Kellyanne Conway: It took our country resistance against a theocrats, many times, when we were developing our own constitution. Our constitution was not written and ratified overnight. We have to be patient with these things. You don't want it written on a piece of toilet paper. It's going to take some time. It's an effort.
Asa Hutchinson: Border security is important. But whenever you look at what's happened in Iraq today, in the interim government, women had a major role in the interim government. They continue to do so, they're part of the national assembly. They didn't have those prerogatives previously. We don't know what's going to come out in the constitution, they're going through a struggling process.

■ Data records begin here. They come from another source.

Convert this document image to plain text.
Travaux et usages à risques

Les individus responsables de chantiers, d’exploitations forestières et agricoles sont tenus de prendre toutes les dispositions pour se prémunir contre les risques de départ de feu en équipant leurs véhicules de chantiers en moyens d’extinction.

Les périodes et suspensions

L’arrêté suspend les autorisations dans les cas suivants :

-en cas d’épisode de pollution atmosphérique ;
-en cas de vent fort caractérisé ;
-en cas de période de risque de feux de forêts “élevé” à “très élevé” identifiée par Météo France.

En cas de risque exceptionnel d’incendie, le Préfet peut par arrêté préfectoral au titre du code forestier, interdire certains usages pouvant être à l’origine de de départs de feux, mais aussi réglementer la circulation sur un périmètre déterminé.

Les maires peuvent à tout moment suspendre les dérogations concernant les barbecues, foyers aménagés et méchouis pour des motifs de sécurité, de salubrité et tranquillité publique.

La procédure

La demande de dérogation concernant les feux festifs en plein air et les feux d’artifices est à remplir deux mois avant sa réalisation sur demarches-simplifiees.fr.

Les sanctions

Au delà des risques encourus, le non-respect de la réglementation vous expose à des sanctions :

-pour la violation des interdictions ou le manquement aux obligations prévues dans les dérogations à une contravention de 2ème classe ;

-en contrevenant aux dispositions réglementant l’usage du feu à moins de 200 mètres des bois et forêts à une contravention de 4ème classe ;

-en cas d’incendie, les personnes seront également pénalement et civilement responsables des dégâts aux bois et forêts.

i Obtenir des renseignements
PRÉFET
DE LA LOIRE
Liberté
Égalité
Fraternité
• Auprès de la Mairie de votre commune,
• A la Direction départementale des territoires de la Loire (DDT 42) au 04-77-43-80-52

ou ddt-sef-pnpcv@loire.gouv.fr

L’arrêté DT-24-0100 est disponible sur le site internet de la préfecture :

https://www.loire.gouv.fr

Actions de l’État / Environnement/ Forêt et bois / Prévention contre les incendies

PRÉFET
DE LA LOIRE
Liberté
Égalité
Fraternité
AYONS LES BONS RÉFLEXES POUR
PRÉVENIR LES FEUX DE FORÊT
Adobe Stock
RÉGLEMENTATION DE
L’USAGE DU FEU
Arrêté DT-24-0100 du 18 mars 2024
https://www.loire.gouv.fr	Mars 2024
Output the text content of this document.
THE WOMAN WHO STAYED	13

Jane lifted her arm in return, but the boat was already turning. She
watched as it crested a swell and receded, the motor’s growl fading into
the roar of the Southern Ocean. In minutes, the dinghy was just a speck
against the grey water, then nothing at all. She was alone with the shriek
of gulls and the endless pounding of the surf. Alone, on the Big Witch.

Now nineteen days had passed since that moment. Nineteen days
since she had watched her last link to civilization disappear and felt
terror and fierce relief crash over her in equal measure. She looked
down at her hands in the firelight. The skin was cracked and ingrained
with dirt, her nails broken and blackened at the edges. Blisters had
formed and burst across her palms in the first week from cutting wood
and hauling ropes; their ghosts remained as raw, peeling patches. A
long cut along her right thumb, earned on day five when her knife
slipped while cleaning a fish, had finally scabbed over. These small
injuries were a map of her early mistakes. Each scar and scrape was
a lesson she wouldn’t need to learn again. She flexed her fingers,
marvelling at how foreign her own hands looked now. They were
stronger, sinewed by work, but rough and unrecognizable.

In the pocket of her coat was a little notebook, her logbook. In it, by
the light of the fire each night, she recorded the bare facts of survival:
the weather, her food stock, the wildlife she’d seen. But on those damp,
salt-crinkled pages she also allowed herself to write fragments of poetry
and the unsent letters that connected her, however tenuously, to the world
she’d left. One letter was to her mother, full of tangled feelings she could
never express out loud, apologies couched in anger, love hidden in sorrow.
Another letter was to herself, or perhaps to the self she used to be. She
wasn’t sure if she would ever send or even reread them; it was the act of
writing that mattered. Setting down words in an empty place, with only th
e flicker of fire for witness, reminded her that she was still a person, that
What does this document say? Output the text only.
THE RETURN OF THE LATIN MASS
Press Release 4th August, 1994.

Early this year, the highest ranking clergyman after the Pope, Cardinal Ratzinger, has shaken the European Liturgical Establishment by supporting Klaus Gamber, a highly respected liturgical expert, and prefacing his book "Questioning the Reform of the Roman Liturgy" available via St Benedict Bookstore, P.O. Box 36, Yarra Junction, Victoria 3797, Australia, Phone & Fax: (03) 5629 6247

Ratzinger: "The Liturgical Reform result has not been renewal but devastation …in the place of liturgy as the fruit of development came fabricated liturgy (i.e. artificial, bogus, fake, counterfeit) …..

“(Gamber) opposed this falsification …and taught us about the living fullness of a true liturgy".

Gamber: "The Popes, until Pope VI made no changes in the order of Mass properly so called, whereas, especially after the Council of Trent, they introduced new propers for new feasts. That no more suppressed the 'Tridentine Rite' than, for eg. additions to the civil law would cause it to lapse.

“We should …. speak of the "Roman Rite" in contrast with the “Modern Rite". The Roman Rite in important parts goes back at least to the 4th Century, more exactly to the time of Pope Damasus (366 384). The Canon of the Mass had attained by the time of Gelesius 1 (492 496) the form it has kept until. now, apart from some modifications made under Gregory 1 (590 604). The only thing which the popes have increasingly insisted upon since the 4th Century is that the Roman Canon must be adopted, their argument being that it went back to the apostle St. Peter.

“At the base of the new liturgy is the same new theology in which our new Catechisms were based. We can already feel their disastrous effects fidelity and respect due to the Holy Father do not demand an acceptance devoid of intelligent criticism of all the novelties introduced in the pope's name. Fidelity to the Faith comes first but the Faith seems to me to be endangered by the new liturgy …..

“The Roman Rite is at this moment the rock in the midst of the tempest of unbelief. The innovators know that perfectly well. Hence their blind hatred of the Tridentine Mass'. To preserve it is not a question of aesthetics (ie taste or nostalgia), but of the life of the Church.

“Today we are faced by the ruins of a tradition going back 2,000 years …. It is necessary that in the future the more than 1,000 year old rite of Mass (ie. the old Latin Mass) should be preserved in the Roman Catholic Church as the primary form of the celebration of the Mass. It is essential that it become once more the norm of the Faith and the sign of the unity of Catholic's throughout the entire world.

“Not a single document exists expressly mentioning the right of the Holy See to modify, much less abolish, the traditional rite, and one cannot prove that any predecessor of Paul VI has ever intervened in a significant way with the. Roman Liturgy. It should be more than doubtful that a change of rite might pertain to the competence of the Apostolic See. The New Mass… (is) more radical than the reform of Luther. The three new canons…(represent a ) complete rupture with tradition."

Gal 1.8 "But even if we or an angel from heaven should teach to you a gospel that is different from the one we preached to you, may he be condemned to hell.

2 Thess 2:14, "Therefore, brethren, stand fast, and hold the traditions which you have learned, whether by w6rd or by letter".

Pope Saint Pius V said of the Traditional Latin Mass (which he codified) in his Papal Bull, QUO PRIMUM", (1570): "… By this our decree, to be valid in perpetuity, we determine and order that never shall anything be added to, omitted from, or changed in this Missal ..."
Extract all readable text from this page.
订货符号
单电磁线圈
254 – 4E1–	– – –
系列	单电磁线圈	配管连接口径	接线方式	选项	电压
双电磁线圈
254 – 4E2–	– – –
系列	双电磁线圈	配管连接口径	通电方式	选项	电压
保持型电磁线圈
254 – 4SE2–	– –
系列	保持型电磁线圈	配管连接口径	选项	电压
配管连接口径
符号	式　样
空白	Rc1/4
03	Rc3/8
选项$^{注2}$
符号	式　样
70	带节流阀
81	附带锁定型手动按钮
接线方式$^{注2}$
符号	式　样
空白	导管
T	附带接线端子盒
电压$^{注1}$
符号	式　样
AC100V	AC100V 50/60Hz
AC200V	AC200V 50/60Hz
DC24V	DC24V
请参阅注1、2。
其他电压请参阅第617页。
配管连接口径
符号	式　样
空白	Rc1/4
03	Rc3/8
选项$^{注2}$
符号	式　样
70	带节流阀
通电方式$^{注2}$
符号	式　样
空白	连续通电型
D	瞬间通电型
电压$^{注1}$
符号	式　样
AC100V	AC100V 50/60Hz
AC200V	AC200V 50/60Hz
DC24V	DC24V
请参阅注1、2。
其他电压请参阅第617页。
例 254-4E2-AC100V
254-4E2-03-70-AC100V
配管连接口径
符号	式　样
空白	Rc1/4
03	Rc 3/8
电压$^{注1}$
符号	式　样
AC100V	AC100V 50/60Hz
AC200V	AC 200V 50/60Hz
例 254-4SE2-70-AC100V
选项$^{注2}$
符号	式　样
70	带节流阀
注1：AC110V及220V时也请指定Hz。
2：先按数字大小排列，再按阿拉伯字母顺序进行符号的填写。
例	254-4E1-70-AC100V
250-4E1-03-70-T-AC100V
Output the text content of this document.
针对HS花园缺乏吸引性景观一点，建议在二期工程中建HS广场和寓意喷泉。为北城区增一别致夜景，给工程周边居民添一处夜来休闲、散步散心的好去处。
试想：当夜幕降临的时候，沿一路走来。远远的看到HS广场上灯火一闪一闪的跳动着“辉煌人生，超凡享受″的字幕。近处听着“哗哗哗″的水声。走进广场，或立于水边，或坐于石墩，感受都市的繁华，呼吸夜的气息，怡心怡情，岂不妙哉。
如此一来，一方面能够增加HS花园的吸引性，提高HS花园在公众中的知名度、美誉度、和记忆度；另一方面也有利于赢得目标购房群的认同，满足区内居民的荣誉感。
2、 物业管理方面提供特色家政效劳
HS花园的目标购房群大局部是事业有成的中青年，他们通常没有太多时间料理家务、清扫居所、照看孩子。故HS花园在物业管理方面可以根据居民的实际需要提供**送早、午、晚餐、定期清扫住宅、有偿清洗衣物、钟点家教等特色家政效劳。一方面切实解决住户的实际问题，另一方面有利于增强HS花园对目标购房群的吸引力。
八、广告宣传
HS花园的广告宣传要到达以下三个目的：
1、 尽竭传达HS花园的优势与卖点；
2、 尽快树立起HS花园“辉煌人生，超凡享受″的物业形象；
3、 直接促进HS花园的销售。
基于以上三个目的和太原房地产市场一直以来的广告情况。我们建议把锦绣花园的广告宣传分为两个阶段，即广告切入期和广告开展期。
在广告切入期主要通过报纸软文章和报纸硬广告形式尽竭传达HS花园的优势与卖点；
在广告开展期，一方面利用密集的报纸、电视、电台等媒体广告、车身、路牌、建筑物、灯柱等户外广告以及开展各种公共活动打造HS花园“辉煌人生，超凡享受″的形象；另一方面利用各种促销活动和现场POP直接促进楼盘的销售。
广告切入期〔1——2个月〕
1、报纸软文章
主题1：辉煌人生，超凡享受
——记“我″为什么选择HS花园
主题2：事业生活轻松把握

And I think it's a little bit early to pre-judge what's going to happen in that.
Kellyanne Conway (about John Kerry): He did, Bill. He voted against the 87 billion, and that was part of the package. He voted for the war, but he wanted them to be naked running through the mountains, I guess. Because then he voted against the body armor.
Bill Maher: I mean, maybe one day we will live in a more optimum world where terrorists come in every color of the rainbow. But the truth is, now they don't. I mean, the people who are trying to get us are young Muslim men, period.
Phyllis Schlafly: The problem is, we do not want the judges doing things like abolishing the Pledge of Allegiance, changing the definition of marriage, throwing the Boy Scouts out of the public schools. And what we think is that congress should pass a law, taking away from the federal courts, jurisdiction over those areas where we don't trust them. And those are three good areas where we simply do not trust them.
Bill Maher: But aren't judges supposed to be unelected and unaccountable? Isn't the constitution designed so that one of our branches of government is unaccountable to the public? Wasn't one of the things that the founders feared the most, that the public would have too much say?
Bill Maher: If we overturn Roe v. Wade, won't there be more back alley abortions, again? I mean, how many kids can Angelina Jolie adopt?